This Week's State Of The Economy - What Is Ahead? - 19 July 2024

By: Taro Chellaram /Wells Fargo Economics & Financial Report/Jul 22, 2024

This Week's State Of The Economy - What Is Ahead? - 19 July 2024

The data published this week were generally consistent with our view that momentum is fading in the U.S. economy. The week was replete with upside surprises, but in most cases, the positive headline numbers masked signs of moderation percolating beneath the surface. June retail sales garnered the most attention. On the one hand, control group sales rose solidly, which adds upside risk to our Q2 forecast for personal consumption expenditures and overall real GDP growth. On the other hand, the flat headline reading on retail sales was a reminder that consumer spending is gradually losing steam, a trend that is likely to continue.

In addition to higher interest costs, fewer savings and slowing income growth, a softer labor market is setting up to be the next challenge for the consumer.
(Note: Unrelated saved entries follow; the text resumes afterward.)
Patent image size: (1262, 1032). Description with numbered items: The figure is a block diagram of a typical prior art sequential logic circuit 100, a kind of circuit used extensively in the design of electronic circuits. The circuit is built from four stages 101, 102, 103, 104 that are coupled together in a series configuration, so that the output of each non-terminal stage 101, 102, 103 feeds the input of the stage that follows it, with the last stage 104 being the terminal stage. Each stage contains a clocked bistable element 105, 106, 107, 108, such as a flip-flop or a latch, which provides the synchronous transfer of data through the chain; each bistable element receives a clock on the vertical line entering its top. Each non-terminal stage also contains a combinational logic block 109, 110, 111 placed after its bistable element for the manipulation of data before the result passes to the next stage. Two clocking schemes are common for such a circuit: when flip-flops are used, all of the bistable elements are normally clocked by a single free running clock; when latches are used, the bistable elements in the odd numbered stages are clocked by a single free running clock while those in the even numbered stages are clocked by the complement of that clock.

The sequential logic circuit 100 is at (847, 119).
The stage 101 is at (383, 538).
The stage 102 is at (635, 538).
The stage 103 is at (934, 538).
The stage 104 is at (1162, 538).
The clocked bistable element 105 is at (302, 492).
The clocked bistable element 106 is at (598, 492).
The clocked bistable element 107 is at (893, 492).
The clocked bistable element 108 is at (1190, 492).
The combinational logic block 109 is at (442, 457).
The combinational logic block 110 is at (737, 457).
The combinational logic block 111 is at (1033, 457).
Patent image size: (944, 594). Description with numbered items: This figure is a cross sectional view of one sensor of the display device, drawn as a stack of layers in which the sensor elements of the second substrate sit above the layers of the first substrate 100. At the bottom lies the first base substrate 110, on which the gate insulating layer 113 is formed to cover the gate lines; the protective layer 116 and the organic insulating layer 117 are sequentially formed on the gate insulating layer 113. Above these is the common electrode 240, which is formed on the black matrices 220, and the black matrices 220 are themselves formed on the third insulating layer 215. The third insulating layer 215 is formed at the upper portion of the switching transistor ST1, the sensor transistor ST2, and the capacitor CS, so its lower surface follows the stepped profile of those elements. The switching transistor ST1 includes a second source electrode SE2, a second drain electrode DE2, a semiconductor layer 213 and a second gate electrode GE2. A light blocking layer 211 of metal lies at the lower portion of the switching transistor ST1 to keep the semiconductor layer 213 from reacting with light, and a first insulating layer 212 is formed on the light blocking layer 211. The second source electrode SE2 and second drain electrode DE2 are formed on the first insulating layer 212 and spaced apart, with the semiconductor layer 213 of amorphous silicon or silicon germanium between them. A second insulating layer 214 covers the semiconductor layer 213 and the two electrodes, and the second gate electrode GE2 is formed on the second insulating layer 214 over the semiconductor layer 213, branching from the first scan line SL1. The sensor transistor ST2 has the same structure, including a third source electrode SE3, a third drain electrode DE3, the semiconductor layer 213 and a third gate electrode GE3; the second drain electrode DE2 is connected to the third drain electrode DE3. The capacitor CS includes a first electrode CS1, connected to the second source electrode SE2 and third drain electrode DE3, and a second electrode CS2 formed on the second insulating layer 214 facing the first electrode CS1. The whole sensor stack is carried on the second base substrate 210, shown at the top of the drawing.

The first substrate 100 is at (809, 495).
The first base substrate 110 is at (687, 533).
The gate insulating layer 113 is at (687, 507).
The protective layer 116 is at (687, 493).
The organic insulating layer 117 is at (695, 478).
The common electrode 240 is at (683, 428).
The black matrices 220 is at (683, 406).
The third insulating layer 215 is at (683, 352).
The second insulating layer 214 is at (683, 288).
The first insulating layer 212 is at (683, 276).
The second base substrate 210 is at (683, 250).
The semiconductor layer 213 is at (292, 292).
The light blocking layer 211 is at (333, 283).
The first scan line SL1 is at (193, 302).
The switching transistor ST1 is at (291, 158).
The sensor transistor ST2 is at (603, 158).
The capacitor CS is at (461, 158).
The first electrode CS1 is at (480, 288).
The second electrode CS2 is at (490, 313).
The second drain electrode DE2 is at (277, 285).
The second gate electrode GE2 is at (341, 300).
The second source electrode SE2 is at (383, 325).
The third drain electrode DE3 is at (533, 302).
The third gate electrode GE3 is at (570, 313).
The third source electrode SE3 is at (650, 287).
During the week ending July 13th, initial jobless claims shot up to 243K. Jobless claims are still relatively low, and the weekly increase may be explained by one-off factors such as planned summer shutdowns at auto plants. That said, both initial and continuing jobless claims have trended higher in recent months, which indicates that the pace of layoffs has risen and that finding a new job is becoming more difficult. All told, the labor market appears to be loosening up, which only adds credence to our view that growth is poised to moderate in the second half of the year.

A downshift in the residential sector is another sign that overall growth is easing. Total housing starts bested expectations and turned up during June. However, the upturn occurred largely as a result of a surge in multifamily starts, which overshadowed yet another decline in single-family construction. Until recently, builders' ability to lower prices and buy down rates has shielded single family construction from tighter monetary policy. But now higher rates finally appear to be restricting activity and single-family starts and permits have both weakened over the past several months. Similarly, the NAHB Housing Market Index slipped for the third consecutive month in July, which only adds to the evidence that builders are beginning to scale back production. The upturn in multifamily starts during June was notable in that it represents a potential green shoot for apartment and condo development, which has pulled back sharply over the past year alongside deteriorating apartment market fundamentals and tighter credit conditions. That noted, multifamily starts are highly volatile on a monthly basis, and it is too soon to say the segment is on the road to recovery.

Meanwhile, industrial production rose 0.6% during June, easily besting consensus expectations and marking the first two-month string of improvements for overall production since 2021. June's gain was widespread across major industry groups, with manufacturing, mining and utilities each rising solidly. On balance, industrial production has strengthened this year, and the level of industrial production has finally surpassed its prior peak for this cycle reached in September 2022. Although the recent improvements are encouraging, the factory sector still appears to be struggling under the weight of elevated interest rates. Zooming out, industrial production as a whole still has not fully returned to its peak in the prior cycle reached in September 2018.

The message delivered this week is economic activity, although still holding up, looks to be decelerating.The silver-lining is that financial markets now appear to be getting fully on board with the idea of the Federal Reserve initiating a rate-cutting cycle sooner rather than later. As we write in the Interest Rate Watch, the 10-year Treasury yield has edged lower recently alongside increasing odds of multiple cuts occurring this year. Market pricing is now closely aligned with our own forecast, which has the Fed starting off with a 25 bps reduction in September, another 25 bps cut in Q4 and 100 bps of easing throughout 2025. Less restrictive monetary policy should eventually help foster a stronger pace of growth, but in the meantime, the U.S. economy appears set to slow.